Aber die Volksscharen hörten davon und folgten ihm zu Fuß aus den Städten nach.
Als er ausstieg, sah er die vielen Menschen und hatte Mitleid mit ihnen und heilte ihre Kranken.
Als es Abend wurde, kamen die Jünger zu ihm und sagten: Der Ort ist abgelegen und es ist schon spät geworden.
Schick die Leute weg, damit sie in die Dörfer gehen und sich etwas zu essen kaufen!
Jesus aber antwortete: Sie brauchen nicht wegzugehen. Gebt ihr ihnen zu essen!
Sie sagten zu ihm: Wir haben nur fünf Brote und zwei Fische hier.
Er antwortete: Bringt sie mir her! Dann ordnete er an, die Leute sollten sich ins Gras setzen.
Und er nahm die fünf Brote und die zwei Fische, blickte zum Himmel auf,
sprach den Lobpreis, brach die Brote und gab sie den Jüngern;
die Jünger aber gaben sie den Leuten und alle aßen und wurden satt.
Und sie sammelten die übrig gebliebenen Brotstücke ein, zwölf Körbe voll.
Es waren etwa fünftausend Männer, die gegessen hatten, dazu noch Frauen und Kinder.
…. Besinnliches zum heutigen Evangelium
Es waren nicht seine Freunde, nicht die Jünger, sondern einfach „Leute“: Menschen, die Hunger hatten. Jesus schickt sie nicht fort, sondern er hat Mitleid mit ihnen. Er heilt die Krankheiten und stillt den Hunger. So gibt er sich zu erkennen; so gibt in ihm Gott sich zu erkennen. Die Jünger aber – und damit meint der Evangelist auch uns – helfen austeilen: das Brot für den Leib und das gute Wort für die Seele, oder richtiger: Beides für Leib und Seele.
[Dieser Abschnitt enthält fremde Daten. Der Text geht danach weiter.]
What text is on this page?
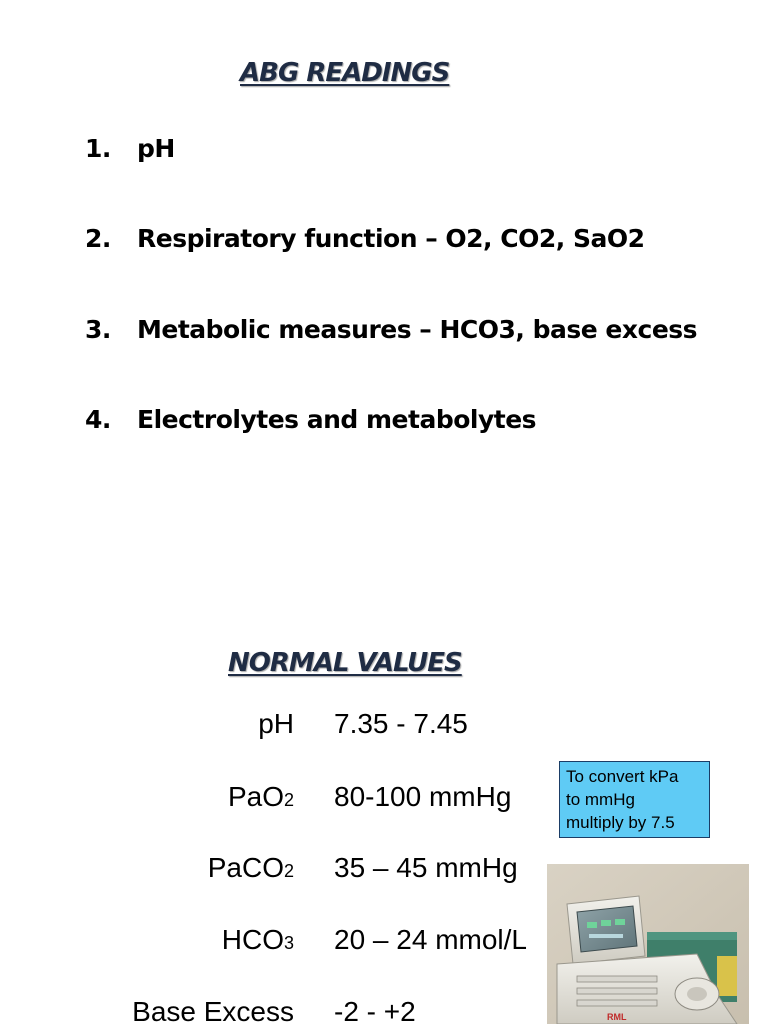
ABG READINGS
1.	pH
2.	Respiratory function – O2, CO2, SaO2
3.	Metabolic measures – HCO3, base excess
4.	Electrolytes and metabolytes
NORMAL VALUES
pH 7.35 - 7.45
PaO2 80-100 mmHg
PaCO2 35 – 45 mmHg
HCO3 20 – 24 mmol/L
Base Excess -2 - +2
To convert kPa
to mmHg
multiply by 7.5
RML
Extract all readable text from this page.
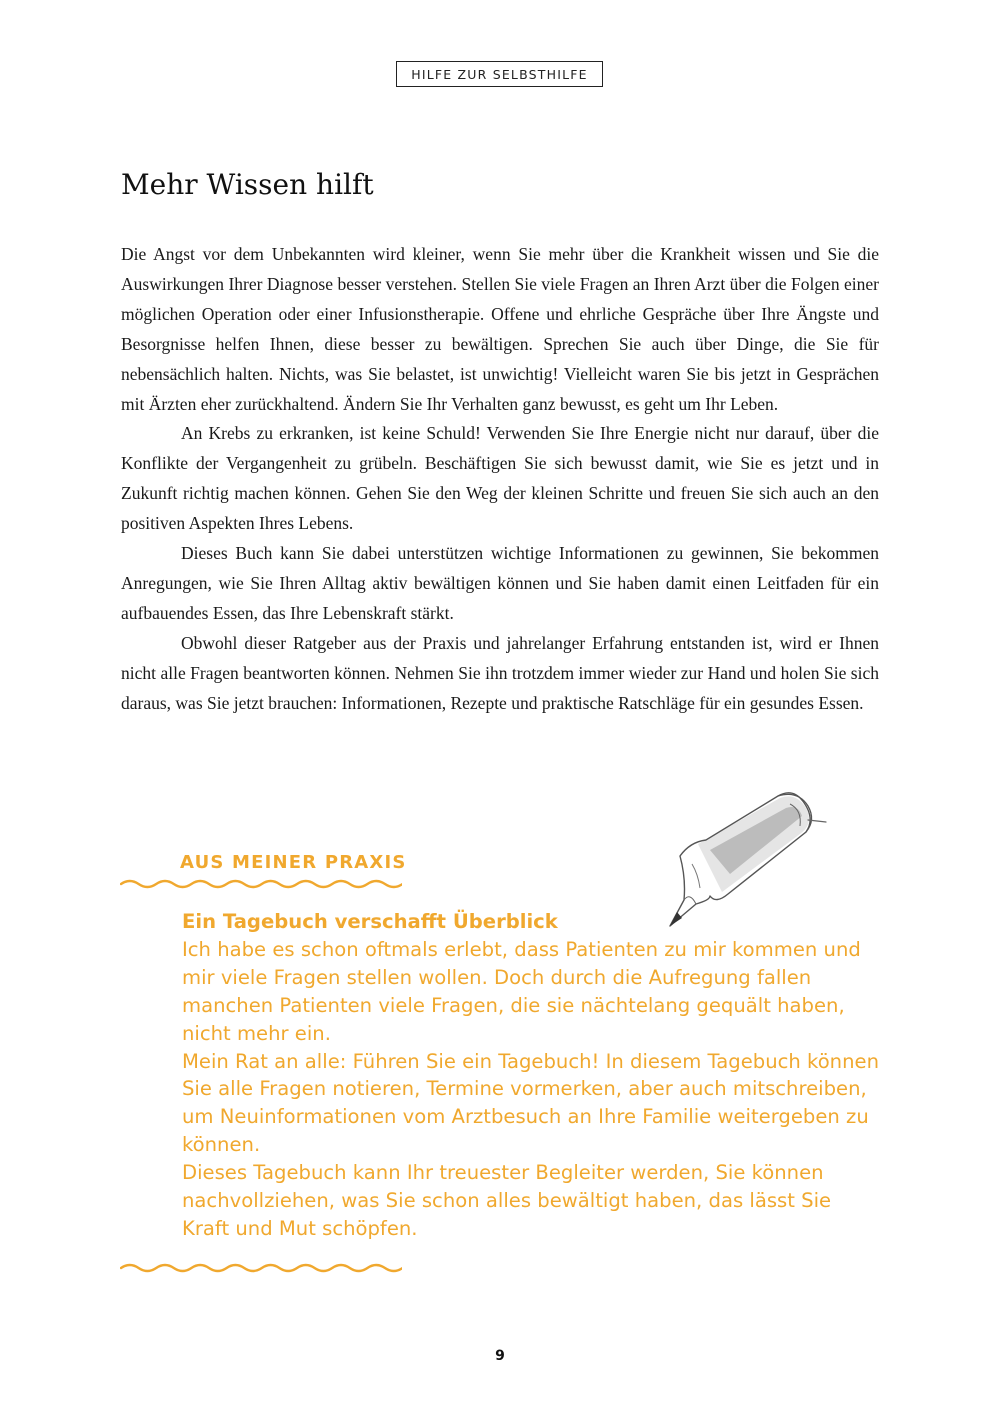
HILFE ZUR SELBSTHILFE
Mehr Wissen hilft

Die Angst vor dem Unbekannten wird kleiner, wenn Sie mehr über die Krankheit wissen und Sie die Auswirkungen Ihrer Diagnose besser verstehen. Stellen Sie viele Fragen an Ihren Arzt über die Folgen einer möglichen Operation oder einer Infusionstherapie. Offene und ehrliche Gespräche über Ihre Ängste und Besorgnisse helfen Ihnen, diese besser zu bewältigen. Sprechen Sie auch über Dinge, die Sie für nebensächlich halten. Nichts, was Sie belastet, ist unwichtig! Vielleicht waren Sie bis jetzt in Gesprächen mit Ärzten eher zurückhaltend. Ändern Sie Ihr Verhalten ganz bewusst, es geht um Ihr Leben.

An Krebs zu erkranken, ist keine Schuld! Verwenden Sie Ihre Energie nicht nur darauf, über die Konflikte der Vergangenheit zu grübeln. Beschäftigen Sie sich bewusst damit, wie Sie es jetzt und in Zukunft richtig machen können. Gehen Sie den Weg der kleinen Schritte und freuen Sie sich auch an den positiven Aspekten Ihres Lebens.

Dieses Buch kann Sie dabei unterstützen wichtige Informationen zu gewinnen, Sie bekommen Anregungen, wie Sie Ihren Alltag aktiv bewältigen können und Sie haben damit einen Leitfaden für ein aufbauendes Essen, das Ihre Lebenskraft stärkt.

Obwohl dieser Ratgeber aus der Praxis und jahrelanger Erfahrung entstanden ist, wird er Ihnen nicht alle Fragen beantworten können. Nehmen Sie ihn trotzdem immer wieder zur Hand und holen Sie sich daraus, was Sie jetzt brauchen: Informationen, Rezepte und praktische Ratschläge für ein gesundes Essen.

AUS MEINER PRAXIS

Ein Tagebuch verschafft Überblick

Ich habe es schon oftmals erlebt, dass Patienten zu mir kommen und mir viele Fragen stellen wollen. Doch durch die Aufregung fallen manchen Patienten viele Fragen, die sie nächtelang gequält haben, nicht mehr ein.

Mein Rat an alle: Führen Sie ein Tagebuch! In diesem Tagebuch können Sie alle Fragen notieren, Termine vormerken, aber auch mitschreiben, um Neuinformationen vom Arztbesuch an Ihre Familie weitergeben zu können.

Dieses Tagebuch kann Ihr treuester Begleiter werden, Sie können nachvollziehen, was Sie schon alles bewältigt haben, das lässt Sie Kraft und Mut schöpfen.

9
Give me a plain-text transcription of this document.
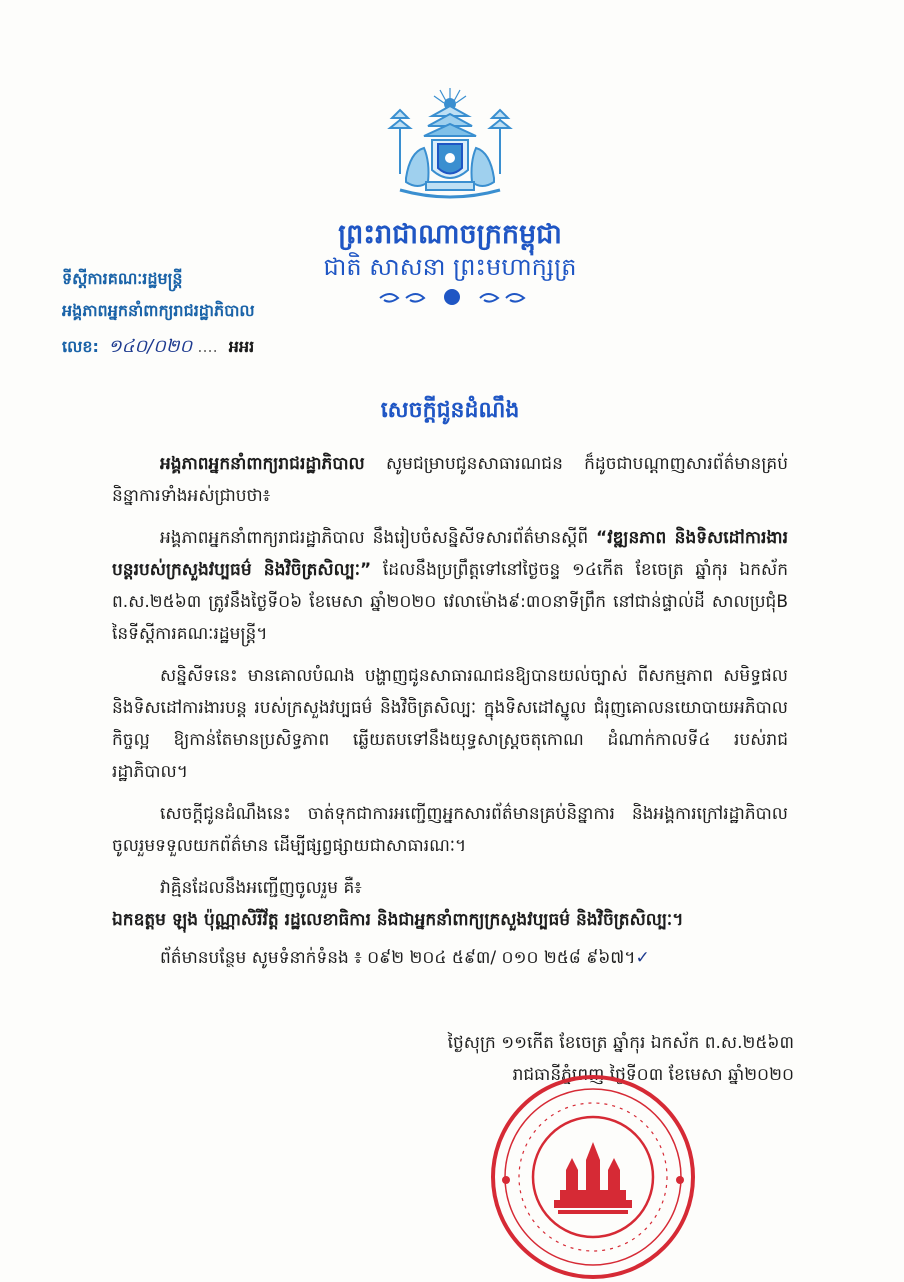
ព្រះរាជាណាចក្រកម្ពុជា
ជាតិ សាសនា ព្រះមហាក្សត្រ
ទីស្តីការគណៈរដ្ឋមន្ត្រី
អង្គភាពអ្នកនាំពាក្យរាជរដ្ឋាភិបាល
លេខ: ១៤០/០២០ .... អអរ
សេចក្តីជូនដំណឹង

អង្គភាពអ្នកនាំពាក្យរាជរដ្ឋាភិបាល សូមជម្រាបជូនសាធារណជន ក៏ដូចជាបណ្តាញសារព័ត៌មានគ្រប់និន្នាការទាំងអស់ជ្រាបថា៖

អង្គភាពអ្នកនាំពាក្យរាជរដ្ឋាភិបាល នឹងរៀបចំសន្និសីទសារព័ត៌មានស្តីពី “វឌ្ឍនភាព និងទិសដៅការងារបន្តរបស់ក្រសួងវប្បធម៌ និងវិចិត្រសិល្បៈ” ដែលនឹងប្រព្រឹត្តទៅនៅថ្ងៃចន្ទ ១៤កើត ខែចេត្រ ឆ្នាំកុរ ឯកស័ក ព.ស.២៥៦៣ ត្រូវនឹងថ្ងៃទី០៦ ខែមេសា ឆ្នាំ២០២០ វេលាម៉ោង៩:៣០នាទីព្រឹក នៅជាន់ផ្ទាល់ដី សាលប្រជុំB នៃទីស្តីការគណៈរដ្ឋមន្ត្រី។

សន្និសីទនេះ មានគោលបំណង បង្ហាញជូនសាធារណជនឱ្យបានយល់ច្បាស់ ពីសកម្មភាព សមិទ្ធផល និងទិសដៅការងារបន្ត របស់ក្រសួងវប្បធម៌ និងវិចិត្រសិល្បៈ ក្នុងទិសដៅស្នូល ជំរុញគោលនយោបាយអភិបាលកិច្ចល្អ ឱ្យកាន់តែមានប្រសិទ្ធភាព ឆ្លើយតបទៅនឹងយុទ្ធសាស្ត្រចតុកោណ ដំណាក់កាលទី៤ របស់រាជរដ្ឋាភិបាល។

សេចក្តីជូនដំណឹងនេះ ចាត់ទុកជាការអញ្ជើញអ្នកសារព័ត៌មានគ្រប់និន្នាការ និងអង្គការក្រៅរដ្ឋាភិបាល ចូលរួមទទួលយកព័ត៌មាន ដើម្បីផ្សព្វផ្សាយជាសាធារណៈ។

វាគ្មិនដែលនឹងអញ្ជើញចូលរួម គឺ៖

ឯកឧត្តម ឡុង ប៉ុណ្ណាសិរីវ័ត្ត រដ្ឋលេខាធិការ និងជាអ្នកនាំពាក្យក្រសួងវប្បធម៌ និងវិចិត្រសិល្បៈ។

ព័ត៌មានបន្ថែម សូមទំនាក់ទំនង ៖ ០៩២ ២០៤ ៥៩៣/ ០១០ ២៥៨ ៩៦៧។✓

ថ្ងៃសុក្រ ១១កើត ខែចេត្រ ឆ្នាំកុរ ឯកស័ក ព.ស.២៥៦៣
រាជធានីភ្នំពេញ ថ្ងៃទី០៣ ខែមេសា ឆ្នាំ២០២០
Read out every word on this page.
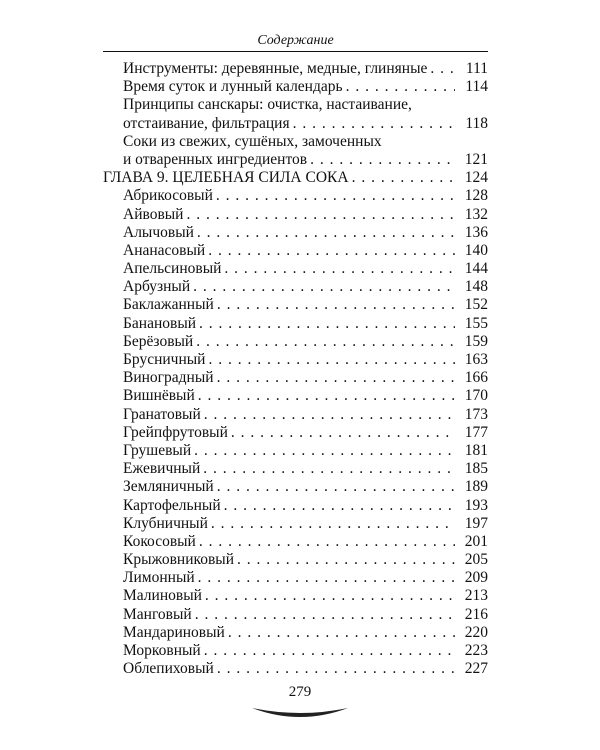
Содержание
Инструменты: деревянные, медные, глиняные . . .	111
Время суток и лунный календарь . . .	114
Принципы санскары: очистка, настаивание,
отстаивание, фильтрация . . .	118
Соки из свежих, сушёных, замоченных
и отваренных ингредиентов . . .	121
ГЛАВА 9. ЦЕЛЕБНАЯ СИЛА СОКА . . .	124
Абрикосовый . . .	128
Айвовый . . .	132
Алычовый . . .	136
Ананасовый . . .	140
Апельсиновый . . .	144
Арбузный . . .	148
Баклажанный . . .	152
Банановый . . .	155
Берёзовый . . .	159
Брусничный . . .	163
Виноградный . . .	166
Вишнёвый . . .	170
Гранатовый . . .	173
Грейпфрутовый . . .	177
Грушевый . . .	181
Ежевичный . . .	185
Земляничный . . .	189
Картофельный . . .	193
Клубничный . . .	197
Кокосовый . . .	201
Крыжовниковый . . .	205
Лимонный . . .	209
Малиновый . . .	213
Манговый . . .	216
Мандариновый . . .	220
Морковный . . .	223
Облепиховый . . .	227
279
Jesus verwandelt das Wenige in Überfluss: Fünf Brote und zwei Fische genügen, um eine Menge satt zu machen. Das kleine Stück Brot, das wir empfangen, genügt, um unsere Sehnsucht nach dem wahren Leben zu stillen.
Lebe das, was du vom Evangelium verstanden hast.
Und wenn es noch so wenig ist. Aber lebe es.